Clinicians are excited by the novel agents, which appear to have similar safety profiles in this group of patients.
Two new studies suggest that new treatments for lupus could be found in psoriasis and cancer drugs, according to papers presented at the 2022 EULAR European Congress of Rheumatology in Copenhagen this month.
Professor Eric Morand of Monash University presented key findings from a 48-week phase 2 trial of the TYK2 inhibitor deucravacitinib (DEUC) in patients with active SLE with skin and joint involvement. The drug, which has shown efficacy for psoriatic arthritis and psoriasis, targets key cytokines involved with lupus pathogenesis.
“We are very excited about deucravacitinib,” said Associate Professor Alberta Hoi, head of the Monash lupus clinic.
“It’s always good to have more treatment options – deucravacitinib has a neat mechanism of action and proven efficacy in psoriasis and phase 2 PsA, which will mean if it works in SLE too, we have a wider experience with it,” she said.
“Australian rheumatologists have embraced the use of JAKi very well, and this new TYK2 inhibitor will be an extension to our understanding of JAKi,” Professor Hoi added.
A total of 363 patients on stable background therapy were randomised 1:1:1:1 to receive 3mg or 6mg of DEUC twice daily, 12mg once daily or placebo. Steroids were tapered from week eight to 20 down to 7.5mg per days or less, with further optional tapering from week 32-40.
Around one-quarter of participants (24%) didn’t complete the trial due to lack of efficacy (more commonly the placebo group) or adverse events (more commonly the treatment arm, especially the 12mg once daily group), with 275 completing the full 48 weeks.
The primary endpoint was proportion of patients achieving SRI(4) at week 32. Around a third of the placebo group (34.4%) achieved SRI(4), compared with 58.2% of the DEUC 3mg BID group (p=0.0006), 49.5% of the DEUC 6mg BID group (p=0.021) and 44.9% of the DEUC 12mg QD group (p=0.078).
The 3mg BID group demonstrated statistically significant improvement on secondary endpoints at week 48, including SRI(4), BICLA, LLDAS and CLASI-50, and numerical improvement on active joint count 50.
Professor Morand said it was a “flat dose response” above the 3mg dose, rather than what appears to be an inverse dose response.
“There was an increase in dropouts due to adverse events in the highest dose, and those dropouts were recorded as non-responders,” he explained.
“The minimum concentration of drug at three milligrams BID is sufficient for the biological effect – that’s been shown previously in psoriasis studies. So, we think what we’ve seen here is that three milligrams twice daily is a sufficient dose and there’s no additional therapeutic gain above that.”
The most common adverse events in the DEUC groups were upper respiratory tract infections, nasopharyngitis, headache and urinary tract infections. There were no thrombotic events or major cardiovascular events, while herpes zoster rates were similar across the treatment arms.
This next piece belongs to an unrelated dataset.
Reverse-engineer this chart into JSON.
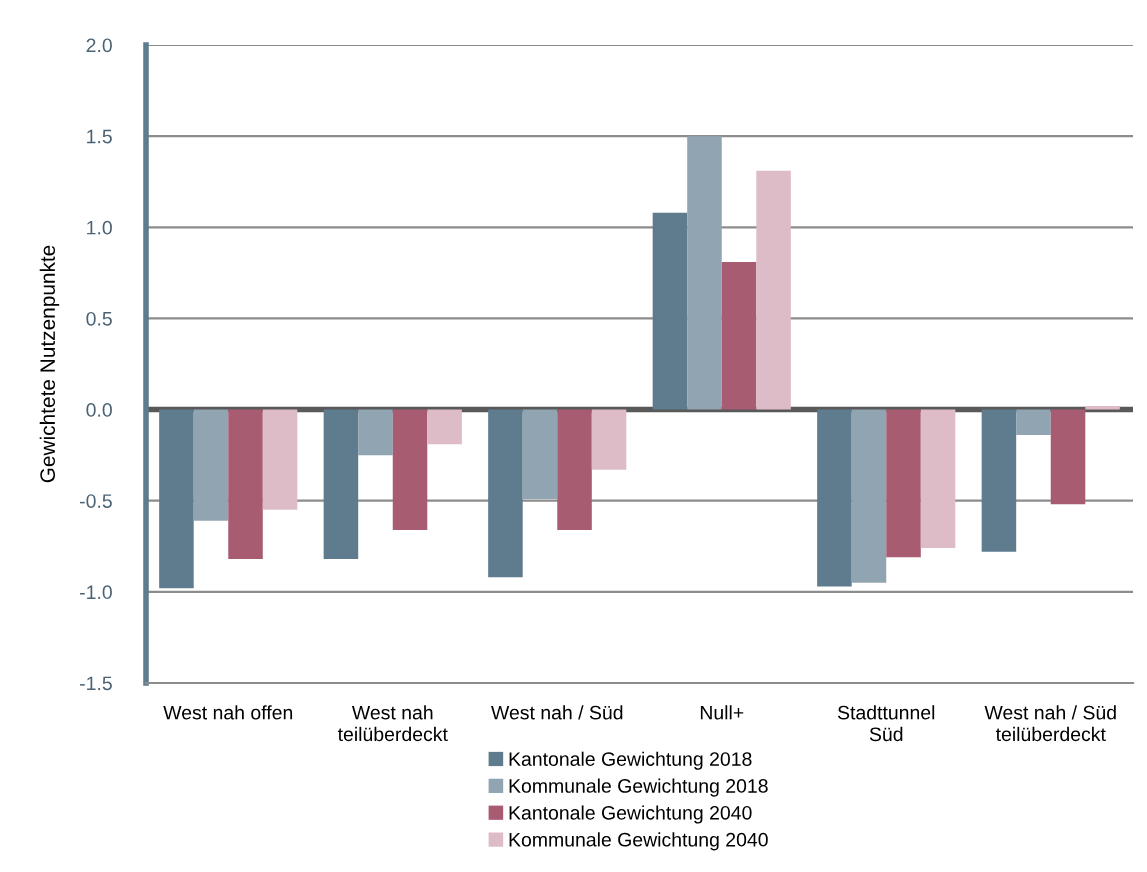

“The safety profile was consistent with earlier trials in psoriasis and PSA, even though these patients had a significant burden of standard of care therapy, including immunosuppression and steroids,” said Professor Morand.
Further analysis is needed to determine effects beyond skin and joint responses, said Professor Morand, concluding that the promising results thus far suggest phase 3 trials are warranted.
Professor Hoi said, “We will be cautiously optimistic, but unfortunately with lupus trials sometimes a promising phase 2 study will not end up living up to its promise in phase 3 studies. So, we will have to wait and see.”
In another late breaking abstract on a novel lupus therapy, researchers in China investigated the safety and efficacy of BTK inhibitor orelabrutinib. The drug is approved in China for B cell malignancies and showed promise for lupus in animal models.
The phase 1B/2A trial randomised 60 patients with mild to moderate SLE on standard of care therapy to receive placebo or 50mg, 80mg or 1000mg of oral orelabrutinib once daily for 12 weeks.
About one-third of the placebo group (35.7%) achieved the SRI(4) response at 12 weeks, compared with 50% of the 50mg group, 61.5% of the 80mg group and 64.3% of the 1000mg group. Discontinuations (five patients in total) were equally spread among the groups and adverse events, reported in all groups, were mostly mild to moderate.
The authors concluded the findings support further development of orelabrutinib in larger and longer trials.
“The phase 1/2a study seems good as a proof of concept, and we will wait to see more,” said Professor Hoi.